ÀS QUARTAS – Eu me imagino flor

Foto: Aziz Acharki, em Unsplash

 

No Marrocos, as cidades à beira do Saara são parecidas, se avistadas da estrada. As construções em cor de barro sugerem aridez. Mas nos enganam: há estúdio de cinema, com estátuas grandes, no estilo hollywoodiano, locações de filmes famosos e, também, um vale de rosas. 

Voltava a Marraqueche, depois de dois dias no deserto. O primeiro, pernoitado num hotel tradicional, com tapetes coloridos sobre o chão de terra. O segundo, abrigada numa tenda, após uma noite em que o frio e o céu, furado de estrelas, me lembraram da minha saudade.

Eu tentava ignorá-la. Olhava, pela janela do carro, as pessoas caminhando pela via. Mulheres  cobertas, apenas com os olhos de fora. Homens também. “Eles se cobrem mais pelo sol e pela poeira do que pela religião”, me disse o guia. Vestes coloridas contrastavam com o fundo marrom. Emocionada pela noite no deserto, eu os emprestava minha melancolia. 

Pausamos a viagem para água e banheiro, às portas do Vale das Rosas. “Rosas?”, estranhei. “Sim, rosas”. O encantamento se descortinou no meio do dia: há, no deserto marroquino, um vale em que se cultivam rosas. Brotam na areia e são colhidas por mulheres e vendidas às cidades vizinhas. Transformam-se em todos os produtos de beleza que se possa imaginar.

A entrada da loja simples, à beira da estrada, não revelava muito. Do chão ao teto, distribuídos em prateleiras, variados artigos de beleza, higiene, perfumaria, óleos. Uma Granado inteira de produtos à base das rosas cultivadas no vale. 

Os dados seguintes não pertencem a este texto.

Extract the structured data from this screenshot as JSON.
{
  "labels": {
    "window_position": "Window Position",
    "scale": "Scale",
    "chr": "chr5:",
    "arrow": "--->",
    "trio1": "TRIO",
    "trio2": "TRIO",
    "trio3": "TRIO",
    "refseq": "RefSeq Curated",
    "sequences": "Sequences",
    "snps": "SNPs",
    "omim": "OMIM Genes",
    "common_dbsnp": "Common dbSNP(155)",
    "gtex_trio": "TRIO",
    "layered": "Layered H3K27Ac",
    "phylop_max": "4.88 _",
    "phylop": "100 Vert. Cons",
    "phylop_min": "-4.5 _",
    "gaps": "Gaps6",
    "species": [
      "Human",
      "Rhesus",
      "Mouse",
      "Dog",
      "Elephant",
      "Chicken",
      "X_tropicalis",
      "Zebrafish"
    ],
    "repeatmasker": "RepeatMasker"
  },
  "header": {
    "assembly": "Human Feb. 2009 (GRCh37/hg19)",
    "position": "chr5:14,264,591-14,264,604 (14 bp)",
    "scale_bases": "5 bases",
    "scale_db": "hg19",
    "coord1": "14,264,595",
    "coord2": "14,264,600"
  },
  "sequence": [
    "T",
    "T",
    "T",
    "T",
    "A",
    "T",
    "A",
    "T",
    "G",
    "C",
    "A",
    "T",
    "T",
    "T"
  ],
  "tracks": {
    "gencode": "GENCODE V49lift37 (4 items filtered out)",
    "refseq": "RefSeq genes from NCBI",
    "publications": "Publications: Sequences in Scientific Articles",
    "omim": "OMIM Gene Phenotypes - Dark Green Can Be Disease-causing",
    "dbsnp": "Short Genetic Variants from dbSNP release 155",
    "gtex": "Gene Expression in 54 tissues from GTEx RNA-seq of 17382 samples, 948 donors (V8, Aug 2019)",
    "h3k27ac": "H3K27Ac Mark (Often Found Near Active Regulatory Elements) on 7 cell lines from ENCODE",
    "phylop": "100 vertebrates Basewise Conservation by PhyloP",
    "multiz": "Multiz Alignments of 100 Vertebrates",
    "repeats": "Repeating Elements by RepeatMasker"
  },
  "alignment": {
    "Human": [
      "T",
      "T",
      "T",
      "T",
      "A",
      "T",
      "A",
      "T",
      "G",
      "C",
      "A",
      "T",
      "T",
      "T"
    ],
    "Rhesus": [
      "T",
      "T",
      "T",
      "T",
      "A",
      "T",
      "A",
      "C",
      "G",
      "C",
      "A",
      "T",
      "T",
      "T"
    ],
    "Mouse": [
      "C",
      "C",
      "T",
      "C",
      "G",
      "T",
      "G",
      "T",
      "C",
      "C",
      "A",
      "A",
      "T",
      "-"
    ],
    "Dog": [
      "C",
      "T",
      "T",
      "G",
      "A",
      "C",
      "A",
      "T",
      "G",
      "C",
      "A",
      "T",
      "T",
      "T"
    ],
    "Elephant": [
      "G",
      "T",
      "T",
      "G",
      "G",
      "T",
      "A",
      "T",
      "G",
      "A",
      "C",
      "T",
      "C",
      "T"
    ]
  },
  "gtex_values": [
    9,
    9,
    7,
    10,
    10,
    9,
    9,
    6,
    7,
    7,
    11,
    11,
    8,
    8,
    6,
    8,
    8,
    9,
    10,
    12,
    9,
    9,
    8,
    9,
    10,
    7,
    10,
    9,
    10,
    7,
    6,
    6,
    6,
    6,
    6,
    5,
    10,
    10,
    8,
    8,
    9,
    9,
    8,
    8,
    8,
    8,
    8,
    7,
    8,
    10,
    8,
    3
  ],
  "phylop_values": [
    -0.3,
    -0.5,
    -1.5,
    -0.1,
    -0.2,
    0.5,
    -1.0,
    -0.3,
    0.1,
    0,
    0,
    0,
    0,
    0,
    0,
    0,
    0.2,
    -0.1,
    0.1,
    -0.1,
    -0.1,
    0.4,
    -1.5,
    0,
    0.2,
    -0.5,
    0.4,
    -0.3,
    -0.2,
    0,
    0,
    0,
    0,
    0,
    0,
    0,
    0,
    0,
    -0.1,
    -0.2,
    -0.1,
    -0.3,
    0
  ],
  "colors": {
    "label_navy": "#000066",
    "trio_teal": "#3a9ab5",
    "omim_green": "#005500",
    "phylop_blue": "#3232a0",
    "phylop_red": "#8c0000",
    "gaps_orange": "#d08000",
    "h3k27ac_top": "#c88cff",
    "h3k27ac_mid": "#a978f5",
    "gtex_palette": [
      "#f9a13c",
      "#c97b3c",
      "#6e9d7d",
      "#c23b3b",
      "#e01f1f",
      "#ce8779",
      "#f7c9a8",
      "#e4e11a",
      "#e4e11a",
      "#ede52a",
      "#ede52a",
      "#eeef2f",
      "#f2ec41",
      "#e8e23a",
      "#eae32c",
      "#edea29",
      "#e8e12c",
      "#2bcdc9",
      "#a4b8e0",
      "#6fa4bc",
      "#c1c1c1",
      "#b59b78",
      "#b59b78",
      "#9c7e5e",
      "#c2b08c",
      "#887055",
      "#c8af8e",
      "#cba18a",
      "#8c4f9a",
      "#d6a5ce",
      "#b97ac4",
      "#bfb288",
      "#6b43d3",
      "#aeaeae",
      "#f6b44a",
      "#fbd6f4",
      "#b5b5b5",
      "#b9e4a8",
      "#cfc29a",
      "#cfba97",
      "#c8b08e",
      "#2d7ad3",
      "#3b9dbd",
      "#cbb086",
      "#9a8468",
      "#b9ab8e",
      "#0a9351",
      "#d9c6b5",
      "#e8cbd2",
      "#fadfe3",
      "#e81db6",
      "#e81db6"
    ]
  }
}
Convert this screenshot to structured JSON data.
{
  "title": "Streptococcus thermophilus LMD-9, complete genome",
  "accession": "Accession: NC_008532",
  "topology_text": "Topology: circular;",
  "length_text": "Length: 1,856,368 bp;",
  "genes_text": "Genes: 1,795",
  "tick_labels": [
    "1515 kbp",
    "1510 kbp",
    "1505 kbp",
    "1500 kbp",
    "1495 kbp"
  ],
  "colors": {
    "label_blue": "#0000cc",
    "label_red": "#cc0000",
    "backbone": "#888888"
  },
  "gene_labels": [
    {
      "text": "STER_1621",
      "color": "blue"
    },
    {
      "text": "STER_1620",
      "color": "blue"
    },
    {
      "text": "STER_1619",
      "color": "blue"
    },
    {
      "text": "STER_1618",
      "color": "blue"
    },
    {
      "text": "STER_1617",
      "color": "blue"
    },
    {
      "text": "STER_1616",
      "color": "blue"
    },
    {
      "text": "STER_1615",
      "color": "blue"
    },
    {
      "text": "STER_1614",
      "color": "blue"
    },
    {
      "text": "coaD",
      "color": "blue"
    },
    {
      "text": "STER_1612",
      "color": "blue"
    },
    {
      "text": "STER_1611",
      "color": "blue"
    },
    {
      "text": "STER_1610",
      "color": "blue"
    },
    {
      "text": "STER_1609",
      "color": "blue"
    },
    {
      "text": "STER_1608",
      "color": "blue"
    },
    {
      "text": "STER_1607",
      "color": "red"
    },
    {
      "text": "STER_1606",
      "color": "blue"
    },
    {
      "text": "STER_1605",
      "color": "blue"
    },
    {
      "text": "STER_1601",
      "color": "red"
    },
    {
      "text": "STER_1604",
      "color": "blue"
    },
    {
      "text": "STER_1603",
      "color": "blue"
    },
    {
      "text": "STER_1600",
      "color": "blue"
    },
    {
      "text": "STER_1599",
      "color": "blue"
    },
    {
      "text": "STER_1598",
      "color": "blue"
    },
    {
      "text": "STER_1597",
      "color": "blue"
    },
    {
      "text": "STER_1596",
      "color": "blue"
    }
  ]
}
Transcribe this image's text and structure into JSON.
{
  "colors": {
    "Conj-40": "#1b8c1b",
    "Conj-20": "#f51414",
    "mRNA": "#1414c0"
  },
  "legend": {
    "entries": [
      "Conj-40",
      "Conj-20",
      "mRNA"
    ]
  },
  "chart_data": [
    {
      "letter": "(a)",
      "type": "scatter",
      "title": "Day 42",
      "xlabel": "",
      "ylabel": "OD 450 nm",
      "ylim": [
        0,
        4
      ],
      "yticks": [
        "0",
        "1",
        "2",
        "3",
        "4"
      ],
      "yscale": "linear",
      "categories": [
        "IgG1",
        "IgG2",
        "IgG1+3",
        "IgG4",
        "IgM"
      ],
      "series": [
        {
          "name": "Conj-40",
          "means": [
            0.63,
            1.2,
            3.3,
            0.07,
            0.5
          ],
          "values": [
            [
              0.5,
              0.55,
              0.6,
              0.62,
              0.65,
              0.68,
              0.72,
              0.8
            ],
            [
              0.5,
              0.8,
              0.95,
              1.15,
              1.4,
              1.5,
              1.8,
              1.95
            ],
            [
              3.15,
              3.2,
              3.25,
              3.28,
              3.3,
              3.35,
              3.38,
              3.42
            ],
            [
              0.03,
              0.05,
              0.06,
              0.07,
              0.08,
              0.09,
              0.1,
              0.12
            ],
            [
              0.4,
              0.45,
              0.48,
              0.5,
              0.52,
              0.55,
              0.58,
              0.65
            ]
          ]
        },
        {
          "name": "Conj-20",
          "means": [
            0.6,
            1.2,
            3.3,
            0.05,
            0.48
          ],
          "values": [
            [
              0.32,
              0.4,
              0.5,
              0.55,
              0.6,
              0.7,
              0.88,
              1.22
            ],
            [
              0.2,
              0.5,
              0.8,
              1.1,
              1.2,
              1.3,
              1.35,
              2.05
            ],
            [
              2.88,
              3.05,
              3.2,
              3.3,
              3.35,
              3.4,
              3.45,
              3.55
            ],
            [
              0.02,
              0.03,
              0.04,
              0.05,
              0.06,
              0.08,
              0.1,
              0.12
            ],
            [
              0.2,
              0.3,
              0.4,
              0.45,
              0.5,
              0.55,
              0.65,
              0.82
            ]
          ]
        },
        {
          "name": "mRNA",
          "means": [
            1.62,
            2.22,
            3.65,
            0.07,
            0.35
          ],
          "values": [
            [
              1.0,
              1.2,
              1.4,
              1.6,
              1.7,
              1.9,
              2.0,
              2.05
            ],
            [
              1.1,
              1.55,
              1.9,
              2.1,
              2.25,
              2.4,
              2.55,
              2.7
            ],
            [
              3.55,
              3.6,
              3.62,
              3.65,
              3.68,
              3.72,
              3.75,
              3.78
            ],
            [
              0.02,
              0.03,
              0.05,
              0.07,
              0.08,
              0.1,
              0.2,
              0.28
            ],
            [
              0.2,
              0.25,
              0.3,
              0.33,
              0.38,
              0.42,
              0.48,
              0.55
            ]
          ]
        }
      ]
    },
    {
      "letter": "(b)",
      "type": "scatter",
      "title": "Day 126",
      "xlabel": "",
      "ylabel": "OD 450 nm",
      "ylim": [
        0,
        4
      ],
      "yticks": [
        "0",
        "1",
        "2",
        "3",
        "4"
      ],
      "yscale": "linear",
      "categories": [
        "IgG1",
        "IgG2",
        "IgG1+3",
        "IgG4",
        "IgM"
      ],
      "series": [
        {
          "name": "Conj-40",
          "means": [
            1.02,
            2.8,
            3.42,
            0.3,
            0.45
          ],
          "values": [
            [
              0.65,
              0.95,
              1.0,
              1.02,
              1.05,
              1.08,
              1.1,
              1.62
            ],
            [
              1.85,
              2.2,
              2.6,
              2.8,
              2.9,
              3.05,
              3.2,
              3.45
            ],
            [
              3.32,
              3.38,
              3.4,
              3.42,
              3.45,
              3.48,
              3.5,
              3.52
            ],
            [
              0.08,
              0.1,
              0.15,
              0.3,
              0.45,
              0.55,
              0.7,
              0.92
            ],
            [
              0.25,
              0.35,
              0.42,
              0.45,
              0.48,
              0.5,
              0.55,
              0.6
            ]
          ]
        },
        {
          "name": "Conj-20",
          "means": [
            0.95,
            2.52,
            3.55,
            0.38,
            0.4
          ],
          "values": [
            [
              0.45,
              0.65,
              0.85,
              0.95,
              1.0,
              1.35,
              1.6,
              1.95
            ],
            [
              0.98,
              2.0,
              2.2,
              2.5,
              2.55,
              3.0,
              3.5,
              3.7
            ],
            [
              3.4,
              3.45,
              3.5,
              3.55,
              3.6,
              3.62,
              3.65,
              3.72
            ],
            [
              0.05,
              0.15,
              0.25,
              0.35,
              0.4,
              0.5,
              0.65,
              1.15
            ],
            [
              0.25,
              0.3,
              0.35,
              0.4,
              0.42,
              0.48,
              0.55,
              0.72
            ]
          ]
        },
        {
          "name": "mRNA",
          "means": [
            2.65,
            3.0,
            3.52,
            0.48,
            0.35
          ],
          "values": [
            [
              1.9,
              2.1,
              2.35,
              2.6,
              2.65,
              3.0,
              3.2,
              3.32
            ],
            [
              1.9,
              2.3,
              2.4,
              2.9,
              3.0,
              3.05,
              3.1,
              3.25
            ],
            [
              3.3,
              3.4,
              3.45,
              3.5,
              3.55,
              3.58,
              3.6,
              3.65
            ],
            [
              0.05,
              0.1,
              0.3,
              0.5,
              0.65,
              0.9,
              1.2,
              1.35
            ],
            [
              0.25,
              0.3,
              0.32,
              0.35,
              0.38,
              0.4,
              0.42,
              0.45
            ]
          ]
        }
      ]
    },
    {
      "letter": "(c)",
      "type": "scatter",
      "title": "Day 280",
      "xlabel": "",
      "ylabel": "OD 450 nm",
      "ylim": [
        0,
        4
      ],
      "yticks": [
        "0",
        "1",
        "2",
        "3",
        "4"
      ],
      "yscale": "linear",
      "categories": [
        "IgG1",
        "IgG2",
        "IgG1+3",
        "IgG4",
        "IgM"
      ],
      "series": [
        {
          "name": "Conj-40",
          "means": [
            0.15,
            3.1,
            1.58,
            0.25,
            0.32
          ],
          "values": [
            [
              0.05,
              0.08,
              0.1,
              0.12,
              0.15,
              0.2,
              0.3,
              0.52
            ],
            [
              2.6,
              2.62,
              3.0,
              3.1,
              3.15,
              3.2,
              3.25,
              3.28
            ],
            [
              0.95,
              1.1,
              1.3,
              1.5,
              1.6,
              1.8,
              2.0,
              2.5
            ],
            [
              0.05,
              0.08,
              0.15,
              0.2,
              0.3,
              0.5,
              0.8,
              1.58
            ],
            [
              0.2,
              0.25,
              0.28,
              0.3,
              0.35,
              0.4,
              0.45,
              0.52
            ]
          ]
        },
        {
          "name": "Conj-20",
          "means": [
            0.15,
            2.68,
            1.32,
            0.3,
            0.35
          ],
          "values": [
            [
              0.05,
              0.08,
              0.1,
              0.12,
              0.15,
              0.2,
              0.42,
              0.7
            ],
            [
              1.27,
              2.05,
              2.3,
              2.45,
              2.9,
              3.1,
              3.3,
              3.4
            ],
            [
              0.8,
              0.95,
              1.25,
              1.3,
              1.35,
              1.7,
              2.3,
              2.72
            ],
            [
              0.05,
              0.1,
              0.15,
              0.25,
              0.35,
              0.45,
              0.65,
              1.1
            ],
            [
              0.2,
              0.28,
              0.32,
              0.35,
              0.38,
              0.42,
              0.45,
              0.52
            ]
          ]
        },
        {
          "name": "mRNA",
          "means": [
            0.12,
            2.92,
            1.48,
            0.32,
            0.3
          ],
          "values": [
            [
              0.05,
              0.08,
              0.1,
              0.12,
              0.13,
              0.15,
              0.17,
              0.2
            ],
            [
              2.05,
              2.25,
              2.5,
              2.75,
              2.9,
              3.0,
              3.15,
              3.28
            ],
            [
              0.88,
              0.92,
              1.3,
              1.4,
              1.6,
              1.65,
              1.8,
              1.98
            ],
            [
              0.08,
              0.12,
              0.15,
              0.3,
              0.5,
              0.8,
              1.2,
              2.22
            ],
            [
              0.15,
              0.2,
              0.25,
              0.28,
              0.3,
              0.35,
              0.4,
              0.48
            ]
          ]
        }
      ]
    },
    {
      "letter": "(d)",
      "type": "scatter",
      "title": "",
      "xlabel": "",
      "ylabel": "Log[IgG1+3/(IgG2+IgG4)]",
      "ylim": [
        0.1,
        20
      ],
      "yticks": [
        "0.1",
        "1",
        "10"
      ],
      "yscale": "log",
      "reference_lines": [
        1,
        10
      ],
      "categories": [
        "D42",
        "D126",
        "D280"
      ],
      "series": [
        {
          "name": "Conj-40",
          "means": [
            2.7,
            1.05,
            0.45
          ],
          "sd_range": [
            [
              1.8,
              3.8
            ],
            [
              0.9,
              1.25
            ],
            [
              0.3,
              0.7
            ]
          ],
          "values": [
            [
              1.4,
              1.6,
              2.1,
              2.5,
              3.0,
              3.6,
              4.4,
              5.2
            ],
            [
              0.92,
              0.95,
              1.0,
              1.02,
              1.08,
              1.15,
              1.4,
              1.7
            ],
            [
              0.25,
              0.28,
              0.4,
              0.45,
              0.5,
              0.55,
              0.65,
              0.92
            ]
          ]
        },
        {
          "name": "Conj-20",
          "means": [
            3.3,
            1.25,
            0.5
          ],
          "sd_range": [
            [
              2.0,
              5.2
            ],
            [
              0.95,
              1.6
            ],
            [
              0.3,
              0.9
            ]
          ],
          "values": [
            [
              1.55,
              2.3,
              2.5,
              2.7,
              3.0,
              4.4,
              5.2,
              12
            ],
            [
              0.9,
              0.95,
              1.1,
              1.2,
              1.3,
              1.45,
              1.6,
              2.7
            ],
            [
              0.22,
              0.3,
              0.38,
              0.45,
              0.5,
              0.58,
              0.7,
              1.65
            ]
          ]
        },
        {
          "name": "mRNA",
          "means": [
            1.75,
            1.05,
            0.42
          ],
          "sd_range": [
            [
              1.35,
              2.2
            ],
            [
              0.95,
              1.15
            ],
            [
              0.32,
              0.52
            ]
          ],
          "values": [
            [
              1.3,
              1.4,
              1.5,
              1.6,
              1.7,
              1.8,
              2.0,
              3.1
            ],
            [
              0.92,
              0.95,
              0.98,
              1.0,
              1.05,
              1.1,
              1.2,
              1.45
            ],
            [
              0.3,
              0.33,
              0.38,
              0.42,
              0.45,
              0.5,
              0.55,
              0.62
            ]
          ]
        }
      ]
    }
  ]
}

Foto: Fadel Senna/AFP, Câmara de Comércio Árabe Brasileira

Um atendente me contou curiosidades. Cinco toneladas de rosa produzem um litro de óleo. Num ano, colhem-se três ou quatro mil toneladas delas. Não se sabe quem trouxe roseiras para a beira do Saara. Diz-se, sem certeza, que teria sido um peregrino, vindo de Meca, há séculos atrás. Eram plantadas em torno das frutas e dos legumes, impedindo os animais de devorarem a horta, até virarem, elas próprias, o plantio que sustenta uma cidade.

Queria tê-las visto espalhadas pelo vale. Quando estive lá, não haviam brotado. Florescem, somente, entre abril e maio. Há uma festa para recebê-las, com a coração de uma Rainha das Rosas. Vi fotos penduradas das moças escolhidas nos anos anteriores. 

Tudo nessa história alimentava meu coração. Na véspera, eu pisara a areia do Saara, talvez o desenho da última página de “O Pequeno Príncipe” ou o chão de Bark, o escravo liberto de “Terra dos Homens”. Deitara sob as estrelas do deserto ao lado do meu filho. Agora, tomava conta da minha imaginação um campo de rosas com festa e rainha, colorindo o barro da paisagem.

Meus olhos cobririam o resto do caminho com otimismo. Rosas brotarem no deserto é uma espécie de milagre. Quem sabe nos seja, também, possível florescer sobre nossos desertos? Saí dali torcendo por isso. 

 

ANA LÚCIA GOSLING

Ana Lucia Gosling (@analugosling)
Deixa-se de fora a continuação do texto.